Виссарион Прокофьевич давно посещал эти встречи, хоть и нерегулярно. Интересно, но как-то все по-детски. Однако после вербовки его в третьем отделении, он получил новый смысл для этих визитов. Ему нравилось тешить свое самолюбие, тем, что он в состоянии любого из этих болтунов бросить в жернова империи…
— Получается, что он молодой старик? Невероятно! — резюмировал Хомяков.
— С таким, действительно, нам не по пути, — согласно кивнув, добавил Герцен.
— Что-то не сходится, — произнес Огарев. — Он очень активен и деятелен. Старики же напротив — их едва ли можно расшевелить.
— Пожалуй, — кивнул Герцен, которому совсем не понравился ход беседы, задаваемый их старым знакомым. — А чем он живет? Что в его жизни выступает путеводной звездой?

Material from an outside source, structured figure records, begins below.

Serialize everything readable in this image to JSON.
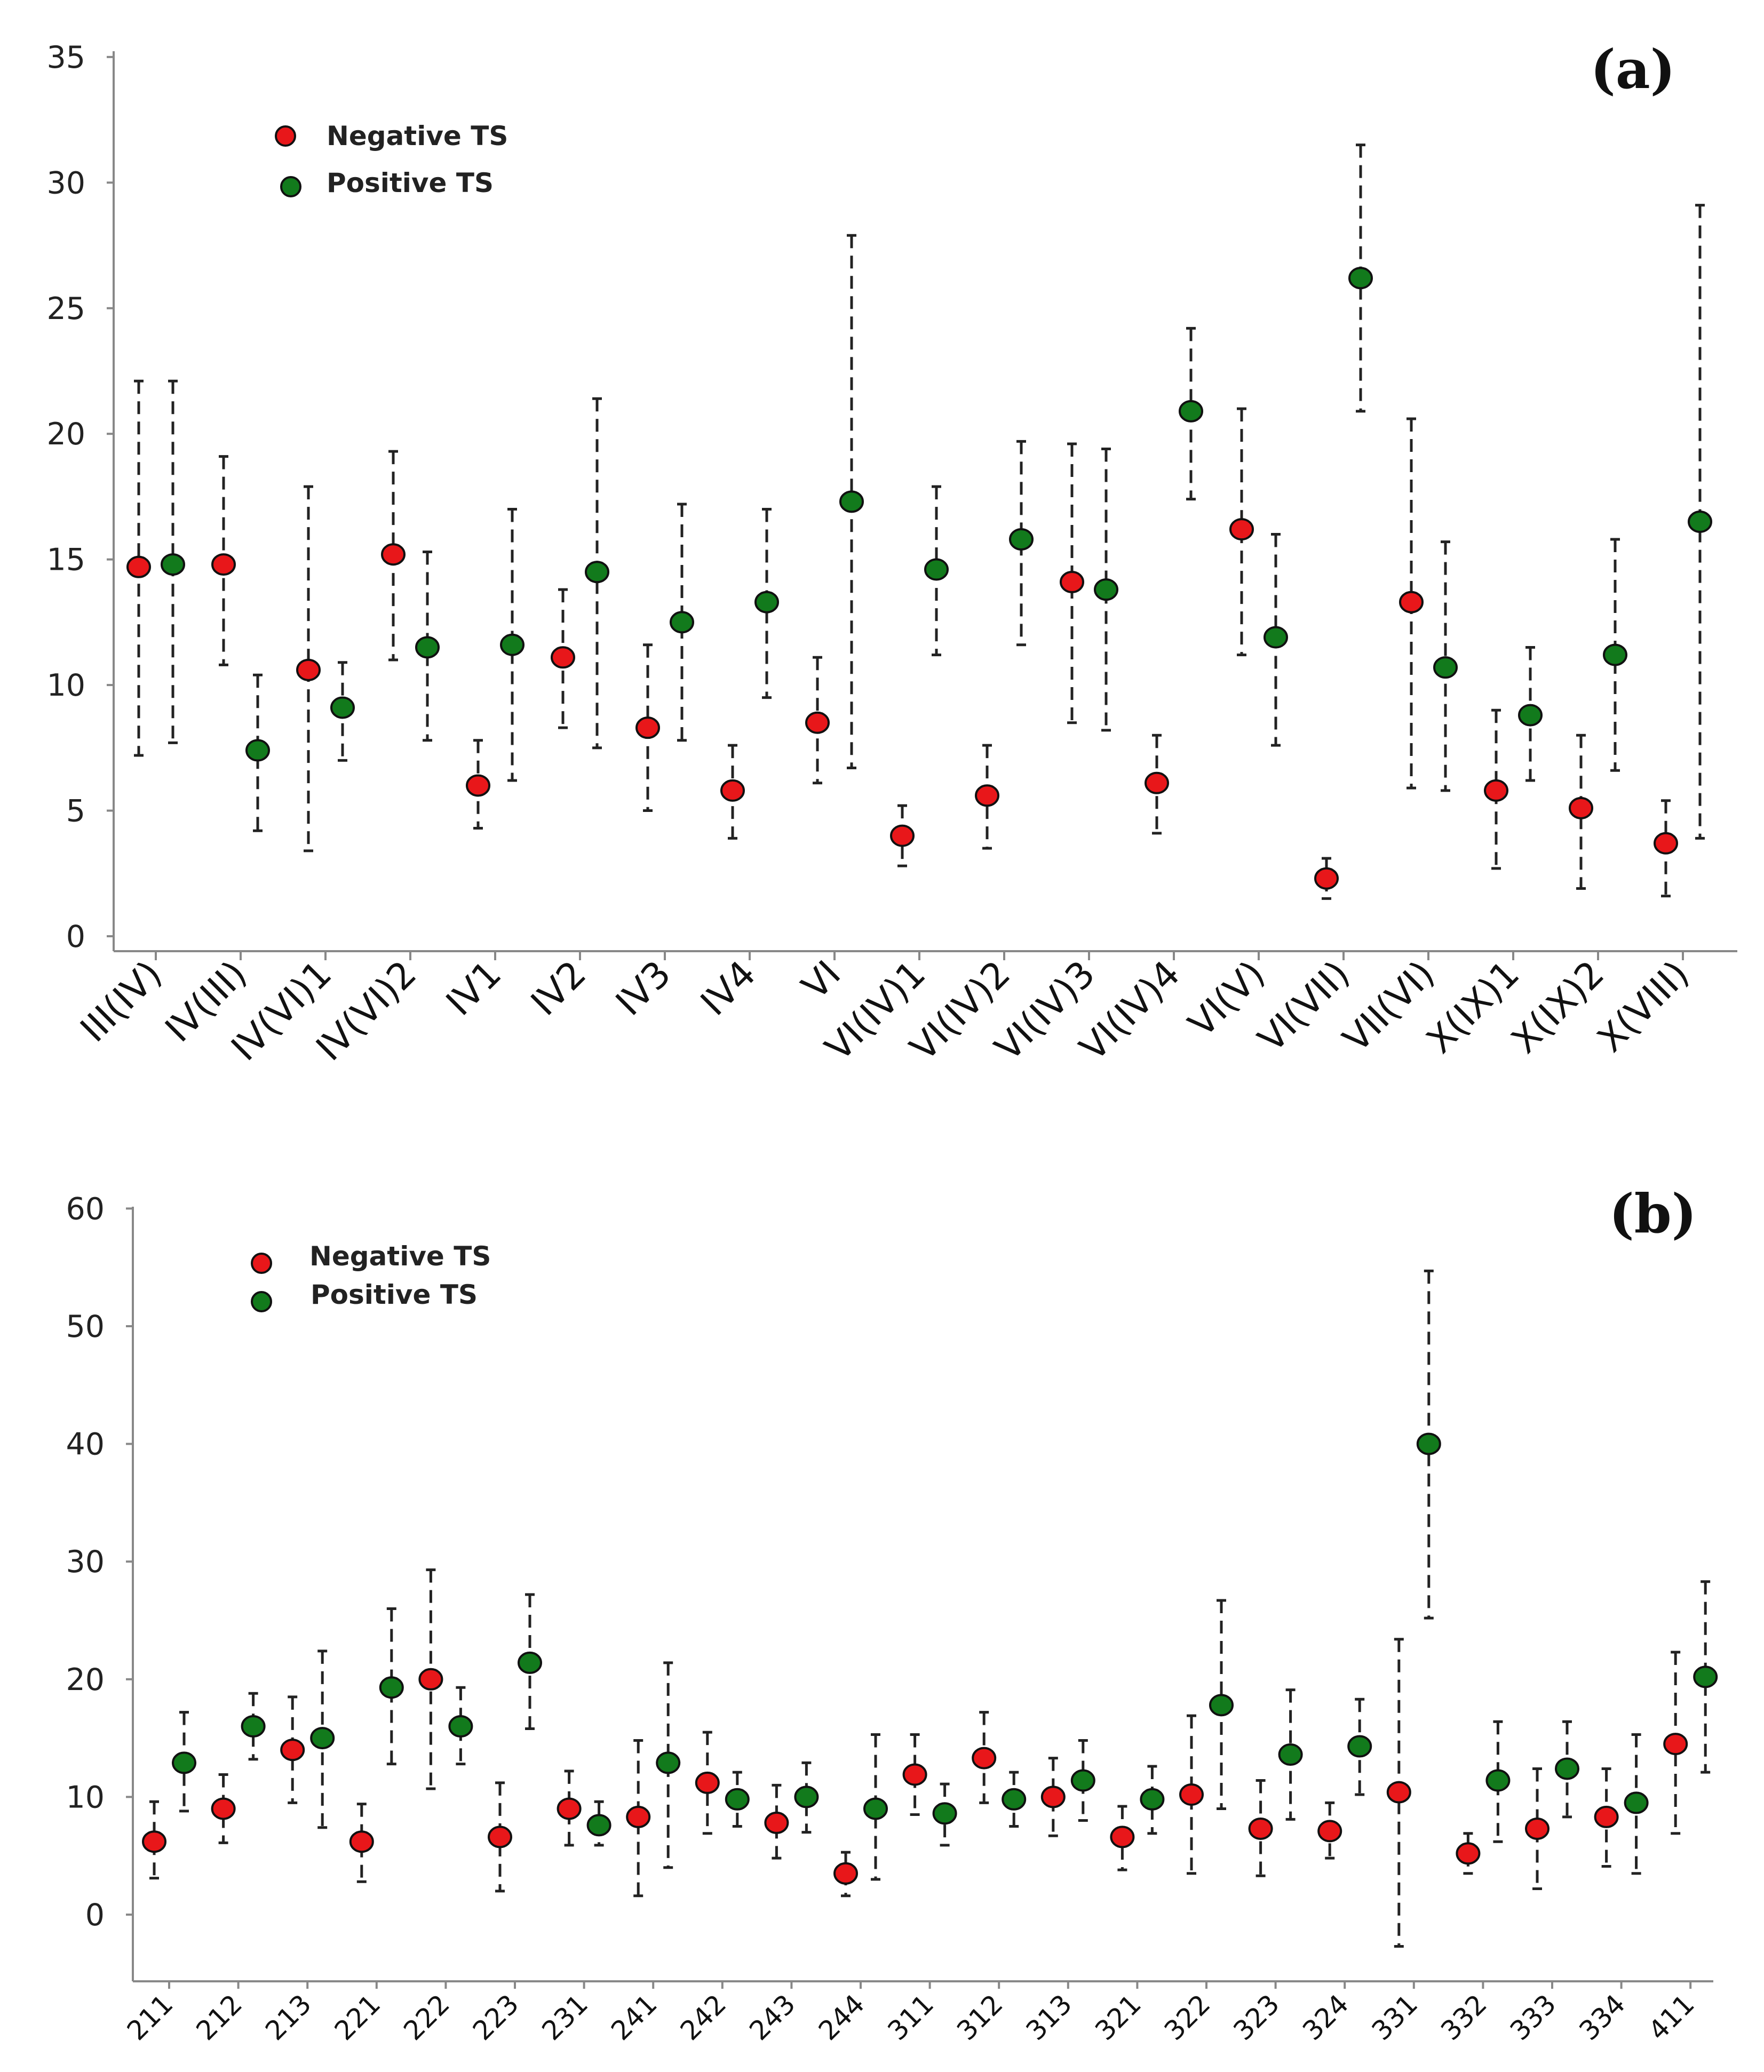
{
  "colors": {
    "negative": "#e8171a",
    "positive": "#127a1c"
  },
  "chart_data": [
    {
      "panel_label": "(a)",
      "type": "scatter",
      "title": "",
      "xlabel": "",
      "ylabel": "",
      "ylim": [
        0,
        35
      ],
      "yticks": [
        0,
        5,
        10,
        15,
        20,
        25,
        30,
        35
      ],
      "legend": {
        "position": "top-left",
        "entries": [
          "Negative TS",
          "Positive TS"
        ]
      },
      "categories": [
        "III(IV)",
        "IV(III)",
        "IV(VI)1",
        "IV(VI)2",
        "IV1",
        "IV2",
        "IV3",
        "IV4",
        "VI",
        "VI(IV)1",
        "VI(IV)2",
        "VI(IV)3",
        "VI(IV)4",
        "VI(V)",
        "VI(VII)",
        "VII(VI)",
        "X(IX)1",
        "X(IX)2",
        "X(VIII)"
      ],
      "series": [
        {
          "name": "Negative TS",
          "values": [
            14.7,
            14.8,
            10.6,
            15.2,
            6.0,
            11.1,
            8.3,
            5.8,
            8.5,
            4.0,
            5.6,
            14.1,
            6.1,
            16.2,
            2.3,
            13.3,
            5.8,
            5.1,
            3.7
          ],
          "lower": [
            7.2,
            10.8,
            3.4,
            11.0,
            4.3,
            8.3,
            5.0,
            3.9,
            6.1,
            2.8,
            3.5,
            8.5,
            4.1,
            11.2,
            1.5,
            5.9,
            2.7,
            1.9,
            1.6
          ],
          "upper": [
            22.1,
            19.1,
            17.9,
            19.3,
            7.8,
            13.8,
            11.6,
            7.6,
            11.1,
            5.2,
            7.6,
            19.6,
            8.0,
            21.0,
            3.1,
            20.6,
            9.0,
            8.0,
            5.4
          ]
        },
        {
          "name": "Positive TS",
          "values": [
            14.8,
            7.4,
            9.1,
            11.5,
            11.6,
            14.5,
            12.5,
            13.3,
            17.3,
            14.6,
            15.8,
            13.8,
            20.9,
            11.9,
            26.2,
            10.7,
            8.8,
            11.2,
            16.5
          ],
          "lower": [
            7.7,
            4.2,
            7.0,
            7.8,
            6.2,
            7.5,
            7.8,
            9.5,
            6.7,
            11.2,
            11.6,
            8.2,
            17.4,
            7.6,
            20.9,
            5.8,
            6.2,
            6.6,
            3.9
          ],
          "upper": [
            22.1,
            10.4,
            10.9,
            15.3,
            17.0,
            21.4,
            17.2,
            17.0,
            27.9,
            17.9,
            19.7,
            19.4,
            24.2,
            16.0,
            31.5,
            15.7,
            11.5,
            15.8,
            29.1
          ]
        }
      ]
    },
    {
      "panel_label": "(b)",
      "type": "scatter",
      "title": "",
      "xlabel": "",
      "ylabel": "",
      "ylim": [
        -6,
        60
      ],
      "yticks": [
        0,
        10,
        20,
        30,
        40,
        50,
        60
      ],
      "legend": {
        "position": "top-left",
        "entries": [
          "Negative TS",
          "Positive TS"
        ]
      },
      "categories": [
        "211",
        "212",
        "213",
        "221",
        "222",
        "223",
        "231",
        "241",
        "242",
        "243",
        "244",
        "311",
        "312",
        "313",
        "321",
        "322",
        "323",
        "324",
        "331",
        "332",
        "333",
        "334",
        "411"
      ],
      "points": [
        {
          "category": "211",
          "series": "Negative TS",
          "value": 6.2,
          "lower": 3.1,
          "upper": 9.6
        },
        {
          "category": "211",
          "series": "Positive TS",
          "value": 12.9,
          "lower": 8.8,
          "upper": 17.2
        },
        {
          "category": "212",
          "series": "Negative TS",
          "value": 9.0,
          "lower": 6.1,
          "upper": 11.9
        },
        {
          "category": "212",
          "series": "Positive TS",
          "value": 16.0,
          "lower": 13.2,
          "upper": 18.8
        },
        {
          "category": "213",
          "series": "Negative TS",
          "value": 14.0,
          "lower": 9.5,
          "upper": 18.5
        },
        {
          "category": "213",
          "series": "Positive TS",
          "value": 15.0,
          "lower": 7.4,
          "upper": 22.4
        },
        {
          "category": "221",
          "series": "Negative TS",
          "value": 6.2,
          "lower": 2.8,
          "upper": 9.4
        },
        {
          "category": "221",
          "series": "Positive TS",
          "value": 19.3,
          "lower": 12.8,
          "upper": 26.0
        },
        {
          "category": "222",
          "series": "Negative TS",
          "value": 20.0,
          "lower": 10.7,
          "upper": 29.3
        },
        {
          "category": "222",
          "series": "Positive TS",
          "value": 16.0,
          "lower": 12.8,
          "upper": 19.3
        },
        {
          "category": "223",
          "series": "Negative TS",
          "value": 6.6,
          "lower": 2.0,
          "upper": 11.2
        },
        {
          "category": "223",
          "series": "Positive TS",
          "value": 21.4,
          "lower": 15.8,
          "upper": 27.2
        },
        {
          "category": "231",
          "series": "Negative TS",
          "value": 9.0,
          "lower": 5.9,
          "upper": 12.2
        },
        {
          "category": "231",
          "series": "Positive TS",
          "value": 7.6,
          "lower": 5.9,
          "upper": 9.6
        },
        {
          "category": "241",
          "series": "Negative TS",
          "value": 8.3,
          "lower": 1.6,
          "upper": 14.8
        },
        {
          "category": "241",
          "series": "Positive TS",
          "value": 12.9,
          "lower": 4.0,
          "upper": 21.4
        },
        {
          "category": "242",
          "series": "Negative TS",
          "value": 11.2,
          "lower": 6.9,
          "upper": 15.5
        },
        {
          "category": "242",
          "series": "Positive TS",
          "value": 9.8,
          "lower": 7.5,
          "upper": 12.1
        },
        {
          "category": "243",
          "series": "Negative TS",
          "value": 7.8,
          "lower": 4.8,
          "upper": 11.0
        },
        {
          "category": "243",
          "series": "Positive TS",
          "value": 10.0,
          "lower": 7.0,
          "upper": 12.9
        },
        {
          "category": "244",
          "series": "Negative TS",
          "value": 3.5,
          "lower": 1.6,
          "upper": 5.3
        },
        {
          "category": "244",
          "series": "Positive TS",
          "value": 9.0,
          "lower": 3.0,
          "upper": 15.3
        },
        {
          "category": "311",
          "series": "Negative TS",
          "value": 11.9,
          "lower": 8.5,
          "upper": 15.3
        },
        {
          "category": "311",
          "series": "Positive TS",
          "value": 8.6,
          "lower": 5.9,
          "upper": 11.1
        },
        {
          "category": "312",
          "series": "Negative TS",
          "value": 13.3,
          "lower": 9.5,
          "upper": 17.2
        },
        {
          "category": "312",
          "series": "Positive TS",
          "value": 9.8,
          "lower": 7.5,
          "upper": 12.1
        },
        {
          "category": "313",
          "series": "Negative TS",
          "value": 10.0,
          "lower": 6.7,
          "upper": 13.3
        },
        {
          "category": "313",
          "series": "Positive TS",
          "value": 11.4,
          "lower": 8.0,
          "upper": 14.8
        },
        {
          "category": "321",
          "series": "Negative TS",
          "value": 6.6,
          "lower": 3.8,
          "upper": 9.2
        },
        {
          "category": "321",
          "series": "Positive TS",
          "value": 9.8,
          "lower": 6.9,
          "upper": 12.6
        },
        {
          "category": "322",
          "series": "Negative TS",
          "value": 10.2,
          "lower": 3.5,
          "upper": 16.9
        },
        {
          "category": "322",
          "series": "Positive TS",
          "value": 17.8,
          "lower": 9.0,
          "upper": 26.7
        },
        {
          "category": "323",
          "series": "Negative TS",
          "value": 7.3,
          "lower": 3.3,
          "upper": 11.4
        },
        {
          "category": "323",
          "series": "Positive TS",
          "value": 13.6,
          "lower": 8.1,
          "upper": 19.1
        },
        {
          "category": "324",
          "series": "Negative TS",
          "value": 7.1,
          "lower": 4.8,
          "upper": 9.5
        },
        {
          "category": "324",
          "series": "Positive TS",
          "value": 14.3,
          "lower": 10.2,
          "upper": 18.3
        },
        {
          "category": "331",
          "series": "Negative TS",
          "value": 10.4,
          "lower": -2.7,
          "upper": 23.4
        },
        {
          "category": "331",
          "series": "Positive TS",
          "value": 40.0,
          "lower": 25.2,
          "upper": 54.7
        },
        {
          "category": "332",
          "series": "Negative TS",
          "value": 5.2,
          "lower": 3.5,
          "upper": 6.9
        },
        {
          "category": "332",
          "series": "Positive TS",
          "value": 11.4,
          "lower": 6.2,
          "upper": 16.4
        },
        {
          "category": "333",
          "series": "Negative TS",
          "value": 7.3,
          "lower": 2.2,
          "upper": 12.4
        },
        {
          "category": "333",
          "series": "Positive TS",
          "value": 12.4,
          "lower": 8.3,
          "upper": 16.4
        },
        {
          "category": "334",
          "series": "Negative TS",
          "value": 8.3,
          "lower": 4.1,
          "upper": 12.4
        },
        {
          "category": "334",
          "series": "Positive TS",
          "value": 9.5,
          "lower": 3.5,
          "upper": 15.3
        },
        {
          "category": "411",
          "series": "Negative TS",
          "value": 14.5,
          "lower": 6.9,
          "upper": 22.3
        },
        {
          "category": "411",
          "series": "Positive TS",
          "value": 20.2,
          "lower": 12.1,
          "upper": 28.3
        }
      ]
    }
  ]
}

— Живет он наукой и здравомыслием. Ну и всякими промыслами деловыми. Слышали о кондомах «Парламент»?
— Кто же не слышал об этой мерзопакостной шутке?! — взвился Станкевич.
— Это он их делает.
— ЧТО?! — ахнули все присутствующие.
— И новый фасон корсетов, набирающий моду в Санкт-Петербурге, тоже им придуман. И женские прокладки тех дней, что они истекают кровью. И булавки застегивающиеся.
И краска водостойкая да быстросохнущая.— Ого! Так это все он?
— А то, как же? Лев Николаевич собственной персоной. Для него ведь статьи — баловство. Он их даже не пишет — беседы проводит, помогает с расчетами, но далек от написания. Ему ближе дело. Об обществе его, я полагаю, вы слышали?
— Это которое называется Добровольным обществом содействия атлетики армии и флота, под которое месяц назад в Москве лотерею проводили?
— Оно самое. И будьте покойны — он там готовит тех еще псов режима. Не только кровожадных, но сильных, безжалостных — настоящих волкодавов, каковым от природы он и сам является.
— Мне кажется, что нарочито сгущаете краски.
— Я? Отнюдь. Я же веду его дела и много о нем знаю. Будьте уверен — этот юноша настоящий хищник. Признаться, я сам его побаиваюсь.
— Вот вы говорите, что он живет наукой. А что его интересует? — спросил Хомяков, меня акцент беседы.
— Всякое. — уклончиво ответил Виссарион Прокофьевич. — Он владельца книжной лавки при Казанском университете совершенно замучил. Тот словно его личный библиотекарь.
— Не понимаю, как в одном человеке может уживаться такая страсть к наукам и такая реакционность.
Стряпчий лишь пожал плечами.
— А что он думает о моих идеях? — подавшись вперед, спросил Хомяков. — Он слышал о них? О славянофильстве.
— Я рассказывал.
— И как он их воспринял?
— Заявил, что это все мышиная возня. И что начинать надобно славянофильство с создания межславянского языка и придумывания того, как увязать славянские народы экономически в единый узел. В противном случае подобные игры суть баловство. Благостное, но бесполезное.
— Что, простите? — не понял Алексей Степанович. — Какого языка?
— Межславянского[1]. Он видит его словно комиссионное изделие, собранного на основе наиболее частотной лексики, взятой из всех славянских языках. Максимально простой и максимально понятный всем славянам и тем, кто говорит на их языках…
Присутствующие замолчали.
Переглянулись.
— А экономические связи? Они то тут зачем?
— Я тоже его о том спросил. И он у меня встречно поинтересовался: а зачем славянам славянофильство? Впрочем, он не видит никакой возможности на этот вопрос ответить. Прежде всего из-за польской шляхты, которая совершенно не способна с кем-то уживаться…
Еще поговорили, но недолго, так как слишком шокирующей оказалось информация об этом молодом человеке.
Разошлись.
Стряпчий натурально светился, уезжая.
Редко случалось, чтобы он НАСТОЛЬКО плотно находился в фокусе всеобщего внимания. Да и подразнить этих мыслителей ему было приятно. Кабинетных, без всякого сомнения. Однако все оказалось не так просто, и провокатор слишком увлекся самолюбованием…
— Мне кажется, что Виссарион Прокофьевич что-то скрывает… — тихо произнес Огарев, сидя в медленно едущей коляске.
— Красуется?
— И это тоже. Но вам ведь тоже показалось, что с ним что-то не то?